Groupes d'entraide

Les groupes d’entraide ont été très à la mode pendant les années 90, mais sont actuellement en perte de vitesse dans la plupart des associations qui en proposent ou en proposaient – car certaines y ont renoncé. Nous ne saurions pourtant trop encourager les personnes qui nous consultent à s’y inscrire, car tous ceux qu’il nous a été donné d’animer ont démontré la puissance thérapeutique de cette activité en ce qui concerne les victimes d’emprise.

D’une part, on y rencontre d’autres victimes et on y constate de visu d’une part qu’elles ont vécu la même chose que soi dans des groupes très différents les uns des autres en ce qui concerne les croyances, d’autre part que ces gens ne sont ni fous, ni bêtes, ni faibles, mais bien au contraire semblent plutôt sains d’esprit, intelligents et pleins de ressources. Cette rencontre de « semblables » étaye chacun, le renforce tant en termes de confiance en soi que de sortie de la honte.

D’autre part, ces « semblables » sont également très différents les uns des autres, aussi bien en ce qui concerne leurs parcours de vie que leur motivation à se soumettre à un gourou. Ces différences s’avèrent également très éclairantes et soutiennent, avec l’aide des animateurs, l’établissement pour chacun d’un sens.

Nous avons été amenés à introduire deux variantes au fonctionnement classique des « groupes d’entraide » qu’on qualifie parfois aussi de « groupes de parole ».

Premièrement, nous avons remplacé l’obligation de « tout dire » par une autorisation de ne pas répondre à toutes les questions, qu’elles soient posées par les animateurs ou par d’autres participants. Nous avons assorti cette autorisation d’une interdiction faite à tous les membres du groupe, animateurs inclus, d’insister pour obtenir une réponse à une question, ou même une raison au refus de répondre : on ne doit pas se justifier de son silence. La raison de cette règle est simple : il nous fallait prévenir tout risque que le groupe d’entraide reproduise si peu que ce soit les intrusions du « gourou ».

Deuxièmement, nous avons remplacé le principe de la parole libre par celui d’une co-construction de sens. Il s’agit même, plus explicitement, de théoriser ensemble sur les ressorts de l’embrigadement, de l’emprise, du désembrigadement et des chemins de la reconstruction. Ce dispositif s’est avéré d’une grande pertinence.

On n’efface pas un traumatisme. Comme le chante Jacques Brel, « on n’oublie rien, de rien, on s’habitue, c’est tout ». Du moins, peut-on donner à l’événement traumatique un sens qui permette de l’intégrer à l’histoire de sa vie. Le sens a une double acception de signification et de direction : travailler le sens, c’est à la fois essayer de comprendre ce qui est arrivé, pourquoi et comment cela s’est produit, et retrouver le fil de ses désirs, de ses projets, de ses idéaux. Éviter de devenir amer ou pire encore cynique.

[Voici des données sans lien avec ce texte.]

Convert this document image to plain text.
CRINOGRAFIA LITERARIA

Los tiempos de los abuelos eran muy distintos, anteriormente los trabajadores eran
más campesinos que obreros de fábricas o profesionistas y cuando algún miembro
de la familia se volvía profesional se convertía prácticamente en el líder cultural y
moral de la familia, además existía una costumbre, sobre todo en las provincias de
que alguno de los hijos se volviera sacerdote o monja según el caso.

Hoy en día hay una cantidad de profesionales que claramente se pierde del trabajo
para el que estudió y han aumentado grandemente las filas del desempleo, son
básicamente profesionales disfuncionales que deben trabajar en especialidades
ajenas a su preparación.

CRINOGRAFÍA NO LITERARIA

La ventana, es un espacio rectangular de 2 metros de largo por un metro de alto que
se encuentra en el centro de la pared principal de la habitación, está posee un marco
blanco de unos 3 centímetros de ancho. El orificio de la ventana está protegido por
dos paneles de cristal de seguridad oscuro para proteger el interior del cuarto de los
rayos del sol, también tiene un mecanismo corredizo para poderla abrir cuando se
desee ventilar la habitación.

Dispositif et modalités de participation

Nous proposons des groupes fermés auxquels les participants s’engagent pour dix séances de 1h30. En d’autres termes, les participants s’engagent à participer aux dix séances et nous nous engageons à ne laisser entrer aucun nouveau dans cette session.

Nous recevons préalablement les candidats en consultation individuelle, pour discuter avec eux de la pertinence des groupes d’entraide dans leur cas spécifique.

Chaque séance de groupe commence par la lecture d’un texte ou un micro-exposé théorique (5 minutes maximum) destinés à lancer le débat.

Tarif : 5 € la séance.

 

Groupes d'entraide pour victimes de groupes sectaires

Au début, nous scindions ces groupes en « groupes d’entraide pour ex-adeptes de sectes » et « groupes d’entraide pour proches d’adeptes de sectes ».

Les « groupes d’entraide pour ex-adeptes de sectes » fonctionnaient régulièrement, par cycle de dix séances, autour de dix critères inspirés des travaux de Robert Lifton d'une part, de Margaret Singer d'autre part, qui permettent de faire la différence entre une église et une « secte à alibi religieux[1] ». L’objectif pour les ex-adeptes était de comprendre plus clairement de quoi au juste ils étaient victimes, afin de se dégager de leur sentiment de culpabilité.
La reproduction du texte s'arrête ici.